One of the most expensive and inconvenient truths about bitterly cold winters is resulting water damage due to the heat being turned off in apartments. I have come up with a few things a landlord can do to effectively encourage tenants to turn on the heat and keep it on, and perhaps also bolster the landlord-tenant relationship in the process.
If you’re a homeowner like I am, you understand how difficult it is to ensure that tenants keep their apartments heated during the winter months. The fact is, tenants are most likely trying to save money but may be unaware of the consequences of turning off the heat during cold snaps. Unfortunately, that awareness usually hits when they turn on the heat, the pipes burst, and water floods their apartments.

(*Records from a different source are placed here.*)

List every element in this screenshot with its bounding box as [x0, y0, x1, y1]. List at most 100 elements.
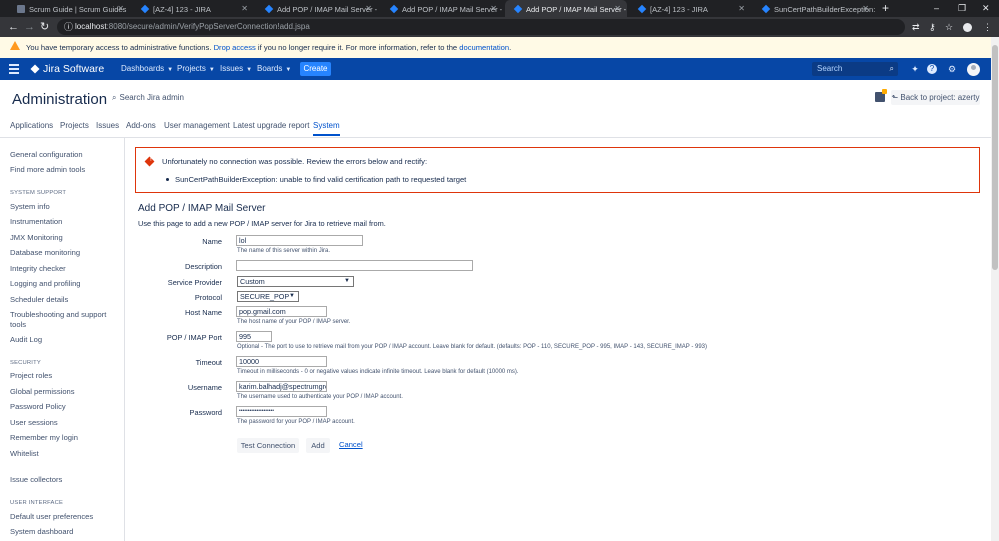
star-icon[interactable]: ☆: [945, 17, 953, 37]
header-search-input[interactable]: Search ⌕: [812, 62, 898, 76]
close-tab-icon[interactable]: ✕: [738, 0, 745, 17]
tab-add-ons[interactable]: Add-ons: [126, 117, 156, 134]
sidebar-item-integrity-checker[interactable]: Integrity checker: [10, 264, 120, 274]
url-text: localhost:8080/secure/admin/VerifyPopSer…: [75, 22, 310, 31]
sidebar-item-instrumentation[interactable]: Instrumentation: [10, 217, 120, 227]
scrollbar-thumb[interactable]: [992, 45, 998, 270]
new-tab-button[interactable]: +: [882, 0, 889, 17]
sidebar-item-project-roles[interactable]: Project roles: [10, 371, 120, 381]
sidebar-item-global-permissions[interactable]: Global permissions: [10, 387, 120, 397]
tab-system[interactable]: System: [313, 117, 340, 136]
sidebar-item-remember-my-login[interactable]: Remember my login: [10, 433, 120, 443]
browser-tab[interactable]: Scrum Guide | Scrum Guides ✕: [8, 0, 130, 17]
jira-favicon-icon: [513, 4, 523, 14]
username-label: Username: [187, 383, 222, 392]
sidebar-item-find-more-admin-tools[interactable]: Find more admin tools: [10, 165, 120, 175]
service-provider-select[interactable]: Custom ▼: [237, 276, 354, 287]
close-tab-icon[interactable]: ✕: [490, 0, 497, 17]
forward-arrow-icon[interactable]: →: [24, 17, 35, 37]
browser-tab[interactable]: [AZ-4] 123 - JIRA ✕: [629, 0, 751, 17]
close-tab-icon[interactable]: ✕: [365, 0, 372, 17]
menu-dots-icon[interactable]: ⋮: [983, 17, 992, 37]
name-field[interactable]: lol: [236, 235, 363, 246]
cancel-link[interactable]: Cancel: [339, 440, 363, 450]
service-provider-label: Service Provider: [167, 278, 222, 287]
protocol-select[interactable]: SECURE_POP ▼: [237, 291, 299, 302]
key-icon[interactable]: ⚷: [929, 17, 936, 37]
tab-latest-upgrade-report[interactable]: Latest upgrade report: [233, 117, 310, 134]
browser-tab[interactable]: SunCertPathBuilderException: un ✕: [753, 0, 875, 17]
sidebar-item-user-sessions[interactable]: User sessions: [10, 418, 120, 428]
sidebar-item-whitelist[interactable]: Whitelist: [10, 449, 120, 459]
profile-icon[interactable]: [963, 23, 972, 32]
documentation-link[interactable]: documentation: [459, 43, 509, 52]
sidebar-item-system-info[interactable]: System info: [10, 202, 120, 212]
browser-tab-active[interactable]: Add POP / IMAP Mail Server - JIR✕: [505, 0, 627, 17]
host-name-field[interactable]: pop.gmail.com: [236, 306, 327, 317]
jira-logo[interactable]: Jira Software: [30, 58, 104, 80]
sidebar-item-general-configuration[interactable]: General configuration: [10, 150, 120, 160]
search-icon: ⌕: [112, 93, 117, 102]
sidebar-item-troubleshooting[interactable]: Troubleshooting and support tools: [10, 310, 114, 330]
admin-access-banner: You have temporary access to administrat…: [0, 37, 991, 58]
translate-icon[interactable]: ⇄: [912, 17, 920, 37]
minimize-button[interactable]: –: [934, 0, 939, 17]
browser-tab[interactable]: Add POP / IMAP Mail Server - JIR✕: [256, 0, 378, 17]
timeout-field[interactable]: 10000: [236, 356, 327, 367]
password-help: The password for your POP / IMAP account…: [237, 419, 355, 425]
sidebar-item-default-user-preferences[interactable]: Default user preferences: [10, 512, 120, 522]
name-label: Name: [202, 237, 222, 246]
jira-favicon-icon: [761, 4, 771, 14]
password-field[interactable]: ••••••••••••••••••••: [236, 406, 327, 417]
error-icon: [144, 156, 155, 167]
close-tab-icon[interactable]: ✕: [862, 0, 869, 17]
test-connection-button[interactable]: Test Connection: [237, 438, 299, 453]
nav-boards[interactable]: Boards ▼: [257, 58, 291, 81]
address-bar[interactable]: ⓘ localhost:8080/secure/admin/VerifyPopS…: [57, 19, 905, 35]
sidebar-item-issue-collectors[interactable]: Issue collectors: [10, 475, 120, 485]
sidebar-item-logging-and-profiling[interactable]: Logging and profiling: [10, 279, 120, 289]
jira-favicon-icon: [389, 4, 399, 14]
maximize-button[interactable]: ❐: [958, 0, 966, 17]
avatar[interactable]: [967, 63, 980, 76]
tab-applications[interactable]: Applications: [10, 117, 53, 134]
gear-icon[interactable]: ⚙: [945, 62, 959, 76]
timeout-help: Timeout in milliseconds - 0 or negative …: [237, 369, 519, 375]
drop-access-link[interactable]: Drop access: [214, 43, 256, 52]
reload-icon[interactable]: ↻: [40, 17, 49, 37]
back-arrow-icon[interactable]: ←: [8, 17, 19, 37]
description-field[interactable]: [236, 260, 473, 271]
browser-tab[interactable]: [AZ-4] 123 - JIRA ✕: [132, 0, 254, 17]
sidebar-item-system-dashboard[interactable]: System dashboard: [10, 527, 120, 537]
close-window-button[interactable]: ✕: [982, 0, 990, 17]
tab-issues[interactable]: Issues: [96, 117, 119, 134]
sidebar-item-password-policy[interactable]: Password Policy: [10, 402, 120, 412]
sidebar-item-audit-log[interactable]: Audit Log: [10, 335, 120, 345]
create-button[interactable]: Create: [300, 62, 331, 76]
close-tab-icon[interactable]: ✕: [614, 0, 621, 17]
description-label: Description: [185, 262, 222, 271]
chevron-down-icon: ▼: [285, 67, 292, 73]
site-info-icon[interactable]: ⓘ: [64, 19, 73, 35]
tab-user-management[interactable]: User management: [164, 117, 230, 134]
back-to-project-button[interactable]: ⬑ Back to project: azerty: [891, 90, 980, 105]
sidebar-item-scheduler-details[interactable]: Scheduler details: [10, 295, 120, 305]
add-button[interactable]: Add: [306, 438, 330, 453]
nav-dashboards[interactable]: Dashboards ▼: [121, 58, 173, 81]
close-tab-icon[interactable]: ✕: [117, 0, 124, 17]
nav-issues[interactable]: Issues ▼: [220, 58, 252, 81]
chevron-down-icon: ▼: [167, 67, 174, 73]
browser-tab[interactable]: Add POP / IMAP Mail Server - JIR✕: [381, 0, 503, 17]
close-tab-icon[interactable]: ✕: [241, 0, 248, 17]
notifications-icon[interactable]: ✦: [908, 62, 922, 76]
admin-search[interactable]: ⌕ Search Jira admin: [112, 93, 184, 103]
sidebar-item-jmx-monitoring[interactable]: JMX Monitoring: [10, 233, 120, 243]
help-icon[interactable]: ?: [927, 64, 937, 74]
username-field[interactable]: karim.balhadj@spectrumgro: [236, 381, 327, 392]
tab-projects[interactable]: Projects: [60, 117, 89, 134]
app-switcher-icon[interactable]: [9, 64, 19, 76]
port-field[interactable]: 995: [236, 331, 272, 342]
sidebar-item-database-monitoring[interactable]: Database monitoring: [10, 248, 120, 258]
divider: [0, 137, 991, 138]
nav-projects[interactable]: Projects ▼: [177, 58, 215, 81]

While insurance typically covers most claims for frozen pipes, it’s a hazardous situation for other tenants in the property, and even if the insurance company covers the repairs, there is a deductible threshold that must be met. While deductibles for two to three unit properties are in the $500 to $1000 range, deductibles for four to 200 units start from $5000 and go much higher. For example, a six unit that sustains water damage due to frozen pipes could sustain damages in the range of $5000 to $20,000. If that property carries a $5,000 deductible, the landlord is responsible for that amount.

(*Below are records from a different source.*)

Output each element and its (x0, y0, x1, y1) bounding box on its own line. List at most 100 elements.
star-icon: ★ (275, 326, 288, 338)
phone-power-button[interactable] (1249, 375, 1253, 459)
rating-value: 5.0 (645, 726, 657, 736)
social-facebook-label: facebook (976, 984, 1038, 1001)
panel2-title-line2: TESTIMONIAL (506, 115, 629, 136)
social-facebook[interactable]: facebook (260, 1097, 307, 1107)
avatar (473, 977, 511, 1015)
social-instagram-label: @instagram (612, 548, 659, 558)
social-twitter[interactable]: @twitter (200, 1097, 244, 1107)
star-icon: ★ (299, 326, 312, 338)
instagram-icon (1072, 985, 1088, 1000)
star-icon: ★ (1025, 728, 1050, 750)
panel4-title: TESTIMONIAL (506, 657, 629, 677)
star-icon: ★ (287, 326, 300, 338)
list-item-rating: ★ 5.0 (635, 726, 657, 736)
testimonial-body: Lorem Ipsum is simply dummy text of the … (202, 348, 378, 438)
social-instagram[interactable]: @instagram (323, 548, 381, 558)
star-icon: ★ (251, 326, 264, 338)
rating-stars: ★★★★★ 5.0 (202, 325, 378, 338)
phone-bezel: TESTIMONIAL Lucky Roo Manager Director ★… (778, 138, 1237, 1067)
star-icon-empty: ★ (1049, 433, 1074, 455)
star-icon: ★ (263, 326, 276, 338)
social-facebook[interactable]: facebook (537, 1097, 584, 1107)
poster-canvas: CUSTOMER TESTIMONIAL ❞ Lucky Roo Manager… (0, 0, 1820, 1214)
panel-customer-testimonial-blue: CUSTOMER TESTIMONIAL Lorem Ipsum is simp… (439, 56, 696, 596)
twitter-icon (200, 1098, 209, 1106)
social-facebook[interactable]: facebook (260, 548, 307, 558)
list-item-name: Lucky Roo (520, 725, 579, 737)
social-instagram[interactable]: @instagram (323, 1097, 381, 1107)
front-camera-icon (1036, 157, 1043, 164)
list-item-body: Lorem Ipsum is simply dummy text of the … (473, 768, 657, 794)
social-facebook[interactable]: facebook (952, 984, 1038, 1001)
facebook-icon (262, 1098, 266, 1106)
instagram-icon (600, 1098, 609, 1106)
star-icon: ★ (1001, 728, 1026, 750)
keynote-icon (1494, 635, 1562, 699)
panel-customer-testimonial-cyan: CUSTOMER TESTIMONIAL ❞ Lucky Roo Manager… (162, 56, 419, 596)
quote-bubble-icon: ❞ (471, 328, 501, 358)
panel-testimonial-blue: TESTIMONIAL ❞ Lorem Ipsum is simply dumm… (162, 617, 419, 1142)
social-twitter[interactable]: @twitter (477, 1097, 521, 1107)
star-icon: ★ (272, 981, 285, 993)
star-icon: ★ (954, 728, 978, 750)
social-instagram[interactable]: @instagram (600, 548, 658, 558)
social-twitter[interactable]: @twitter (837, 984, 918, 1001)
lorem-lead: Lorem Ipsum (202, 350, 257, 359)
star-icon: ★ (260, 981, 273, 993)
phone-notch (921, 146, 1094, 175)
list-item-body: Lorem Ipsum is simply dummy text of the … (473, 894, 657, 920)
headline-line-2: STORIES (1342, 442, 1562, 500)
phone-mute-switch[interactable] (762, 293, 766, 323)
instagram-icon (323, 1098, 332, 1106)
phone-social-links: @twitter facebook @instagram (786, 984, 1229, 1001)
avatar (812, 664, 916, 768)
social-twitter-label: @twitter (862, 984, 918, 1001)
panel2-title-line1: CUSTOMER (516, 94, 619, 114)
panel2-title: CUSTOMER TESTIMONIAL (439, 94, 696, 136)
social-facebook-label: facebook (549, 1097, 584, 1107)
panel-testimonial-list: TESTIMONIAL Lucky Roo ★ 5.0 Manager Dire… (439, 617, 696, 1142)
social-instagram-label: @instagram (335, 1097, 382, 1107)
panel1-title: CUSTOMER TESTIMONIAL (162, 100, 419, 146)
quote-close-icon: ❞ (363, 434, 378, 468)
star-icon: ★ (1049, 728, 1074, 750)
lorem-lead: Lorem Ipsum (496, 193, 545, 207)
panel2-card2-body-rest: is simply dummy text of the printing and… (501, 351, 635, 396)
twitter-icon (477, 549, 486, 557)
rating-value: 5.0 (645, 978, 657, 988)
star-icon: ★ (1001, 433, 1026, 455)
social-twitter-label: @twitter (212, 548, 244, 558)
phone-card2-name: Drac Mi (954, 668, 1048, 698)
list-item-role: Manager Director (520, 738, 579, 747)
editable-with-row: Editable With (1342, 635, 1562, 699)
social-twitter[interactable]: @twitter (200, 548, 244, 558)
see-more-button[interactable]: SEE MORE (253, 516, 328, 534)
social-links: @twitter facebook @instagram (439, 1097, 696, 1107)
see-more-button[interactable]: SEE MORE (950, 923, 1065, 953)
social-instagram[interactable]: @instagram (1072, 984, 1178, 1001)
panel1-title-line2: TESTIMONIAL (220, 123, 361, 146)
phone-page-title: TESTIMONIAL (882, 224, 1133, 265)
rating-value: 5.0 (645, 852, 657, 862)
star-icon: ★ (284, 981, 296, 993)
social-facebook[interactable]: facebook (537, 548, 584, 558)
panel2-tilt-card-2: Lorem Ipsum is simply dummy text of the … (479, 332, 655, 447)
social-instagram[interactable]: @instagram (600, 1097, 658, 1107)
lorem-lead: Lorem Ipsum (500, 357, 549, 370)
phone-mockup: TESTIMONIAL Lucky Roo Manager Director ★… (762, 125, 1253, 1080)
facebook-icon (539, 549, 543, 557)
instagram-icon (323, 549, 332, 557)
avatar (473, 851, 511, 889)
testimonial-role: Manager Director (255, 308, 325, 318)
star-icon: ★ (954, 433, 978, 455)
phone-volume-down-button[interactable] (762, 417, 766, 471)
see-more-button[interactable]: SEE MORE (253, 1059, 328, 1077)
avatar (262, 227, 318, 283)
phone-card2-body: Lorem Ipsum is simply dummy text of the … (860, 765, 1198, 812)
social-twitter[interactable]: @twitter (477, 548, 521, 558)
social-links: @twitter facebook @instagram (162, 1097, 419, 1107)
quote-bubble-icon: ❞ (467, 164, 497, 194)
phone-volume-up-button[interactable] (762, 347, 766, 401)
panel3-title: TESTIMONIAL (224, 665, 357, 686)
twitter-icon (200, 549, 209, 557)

Three things homeowners can do to encourage tenants to keep the heat on in their property:
During the winter season people spend more money on heat, and with temperatures dropping below zero for longer periods of time, the cost of heating homes is only rising. Homeowners might help tenants by offering $100 reduction in rent for two or three months. It’s a goodwill gesture that extends an understanding of possibly strained resources, and protects the property owner’s interests at the same time.
Send a reminder to tenants that they are responsible for maintaining the house at a minimum temperature, and if they’re going to be away for any reason to advise the landlord. Landlords could also add a typical clause in the rental agreement that requires tenants to heat their units.
Landlords might run more inspections to ensure thermostats are working properly, and that there are no existing leaks in the heating system. Furthermore, by having frequent inspections (scheduled while tenant is home) the landlord establishes a presence in the property maintenance, which tenants usually appreciate.